汇总嵌套字典条目

时间:2014-11-30 18:59:57

标签: python json dictionary nested itertools

我有一个JSON文件,我正在读作字典。我所拥有的是:

        "20101021": {
            "4x4": {
                "Central Spectrum": 5, 
                "Full Frame": 5, 
                "Custom": 1
            }, 
            "4x2": {
                "Central Spectrum": 5, 
                "Full Frame": 5
            }, 
            "1x1": {
                "Central Spectrum": 5, 
                "Full Frame": 4
            }, 
        }, 
        "20101004": {
            "4x4": {
                "Central Spectrum": 5, 
                "Full Frame": 5
            }, 
            "4x2": {
                "Central Spectrum": 5, 
                "Full Frame": 5
            }, 
            "1x1": {
                "Central Spectrum": 5, 
                "Full Frame": 5
            }

等等。 我正在尝试计算1x14x2(等)和Central Spectrum以及Full Frame的所有组合的总和(在所有日期),在这个例子中我想要的加起来5

我到目前为止(使用itertoolsCounter()):

bins = map("x".join, itertools.product('124', repeat=2))
rois = ['Full Frame', 'Central Spectrum']
types = itertools.product(bins, rois)
c = collections.Counter(dict)
for type in types:
    print "%s : %d" % (type, c[type])

这会打印出所有组合的精美列表,但无法对值进行任何实际求和。
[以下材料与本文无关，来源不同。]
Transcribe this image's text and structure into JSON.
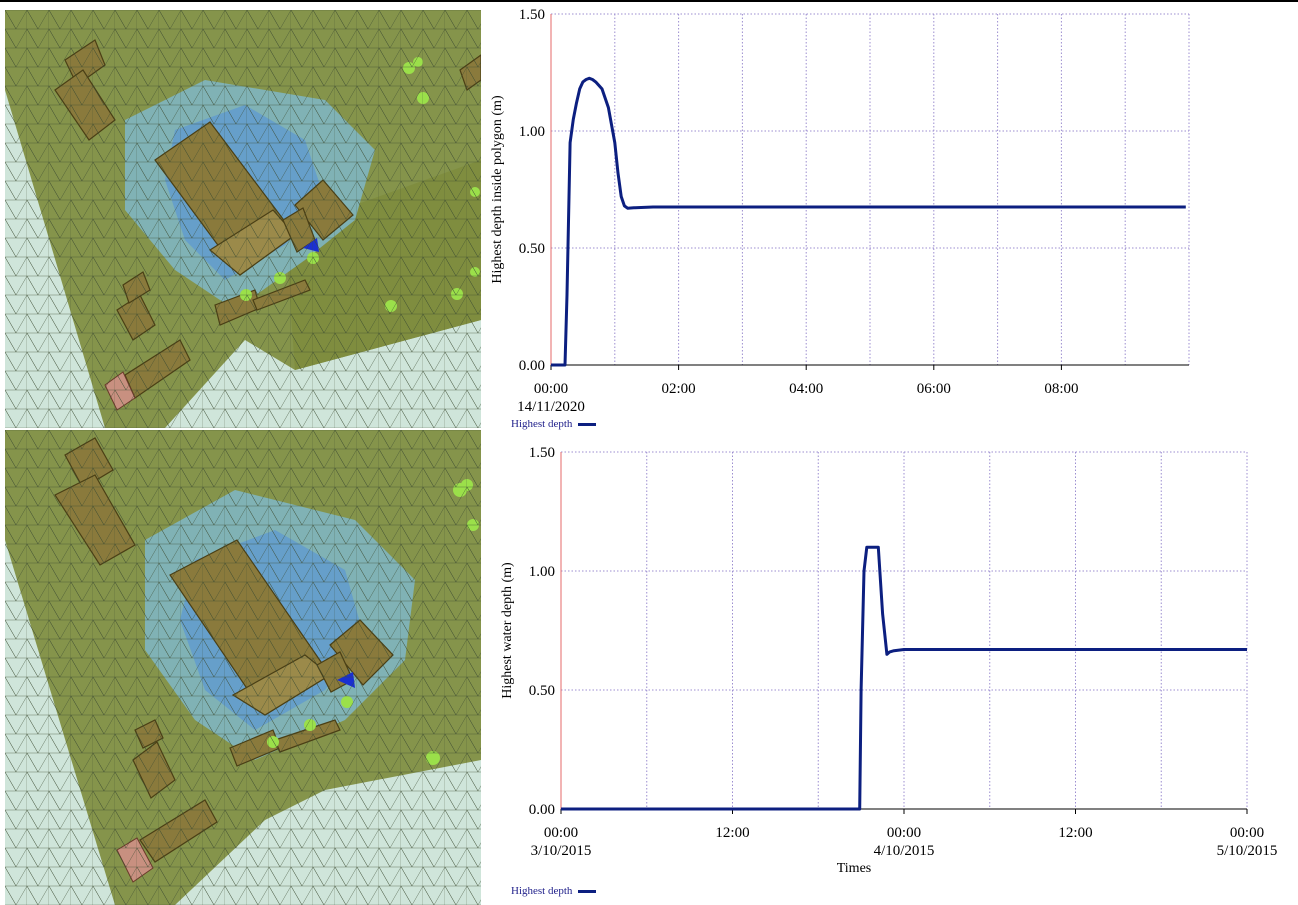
{
  "colors": {
    "line": "#0c1f80",
    "grid": "#9c8ed0",
    "axis": "#e46a6a",
    "text": "#000000",
    "legend_text": "#1f1f8a",
    "mesh_ground": "#c9e2d6",
    "mesh_green": "#7f8d3f",
    "water_shallow": "#7fb7c8",
    "water_deep": "#5f9ad0",
    "building": "#8a7a3c",
    "tree": "#9be04a"
  },
  "maps": {
    "top": {
      "description_icon": "flood-map-icon"
    },
    "bottom": {
      "description_icon": "flood-map-icon"
    }
  },
  "legend": {
    "top": "Highest depth",
    "bottom": "Highest depth"
  },
  "chart_data": [
    {
      "type": "line",
      "title": "",
      "ylabel": "Highest depth inside polygon (m)",
      "xlabel": "",
      "x_unit": "hours since 00:00 14/11/2020",
      "xlim": [
        0,
        10
      ],
      "ylim": [
        0,
        1.5
      ],
      "yticks": [
        0,
        0.5,
        1.0,
        1.5
      ],
      "ytick_labels": [
        "0.00",
        "0.50",
        "1.00",
        "1.50"
      ],
      "xticks": [
        0,
        2,
        4,
        6,
        8
      ],
      "xtick_labels": [
        "00:00",
        "02:00",
        "04:00",
        "06:00",
        "08:00"
      ],
      "xtick_sublabels": [
        "14/11/2020",
        "",
        "",
        "",
        ""
      ],
      "grid_x": [
        0,
        1,
        2,
        3,
        4,
        5,
        6,
        7,
        8,
        9,
        10
      ],
      "grid_y": [
        0.5,
        1.0,
        1.5
      ],
      "legend_position": "bottom-left",
      "series": [
        {
          "name": "Highest depth",
          "x": [
            0.0,
            0.22,
            0.25,
            0.3,
            0.35,
            0.4,
            0.45,
            0.5,
            0.55,
            0.6,
            0.65,
            0.7,
            0.8,
            0.9,
            1.0,
            1.05,
            1.1,
            1.15,
            1.2,
            1.3,
            1.6,
            2.0,
            4.0,
            6.0,
            8.0,
            9.95
          ],
          "y": [
            0.0,
            0.0,
            0.3,
            0.95,
            1.05,
            1.12,
            1.18,
            1.21,
            1.22,
            1.225,
            1.22,
            1.21,
            1.18,
            1.1,
            0.95,
            0.82,
            0.72,
            0.68,
            0.67,
            0.672,
            0.675,
            0.675,
            0.675,
            0.675,
            0.675,
            0.675
          ]
        }
      ]
    },
    {
      "type": "line",
      "title": "",
      "ylabel": "Highest water depth (m)",
      "xlabel": "Times",
      "x_unit": "hours since 00:00 3/10/2015",
      "xlim": [
        0,
        48
      ],
      "ylim": [
        0,
        1.5
      ],
      "yticks": [
        0,
        0.5,
        1.0,
        1.5
      ],
      "ytick_labels": [
        "0.00",
        "0.50",
        "1.00",
        "1.50"
      ],
      "xticks": [
        0,
        12,
        24,
        36,
        48
      ],
      "xtick_labels": [
        "00:00",
        "12:00",
        "00:00",
        "12:00",
        "00:00"
      ],
      "xtick_sublabels": [
        "3/10/2015",
        "",
        "4/10/2015",
        "",
        "5/10/2015"
      ],
      "grid_x": [
        0,
        6,
        12,
        18,
        24,
        30,
        36,
        42,
        48
      ],
      "grid_y": [
        0.5,
        1.0,
        1.5
      ],
      "legend_position": "bottom-left",
      "series": [
        {
          "name": "Highest depth",
          "x": [
            0.0,
            20.9,
            21.0,
            21.2,
            21.4,
            21.6,
            22.2,
            22.5,
            22.8,
            23.0,
            23.3,
            24.0,
            30.0,
            36.0,
            42.0,
            48.0
          ],
          "y": [
            0.0,
            0.0,
            0.5,
            1.0,
            1.1,
            1.1,
            1.1,
            0.82,
            0.65,
            0.66,
            0.665,
            0.67,
            0.67,
            0.67,
            0.67,
            0.67
          ]
        }
      ]
    }
  ]
}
你能帮忙吗?

1 个答案:

答案 0 :(得分:2)

也许我误解了预期的最终结果,但你可能不需要反击......如果你知道你只有两个级别的嵌套<,那么一个简单的sum就足够了/ em>的

我们假设您将json字典词典加载到名为data的变量中。

然后你可以这样做:

results = {}
for key in data.keys():
    # key is '20101021', '20101004'...
    # data[key].keys() is '4x4, '4x2'... so let's make sure
    # that the result dictionary contains all those '4x4', '4x2'
    # being zero if nothing better can be calculated.
    results[key] = dict.fromkeys(data[key].keys(), 0)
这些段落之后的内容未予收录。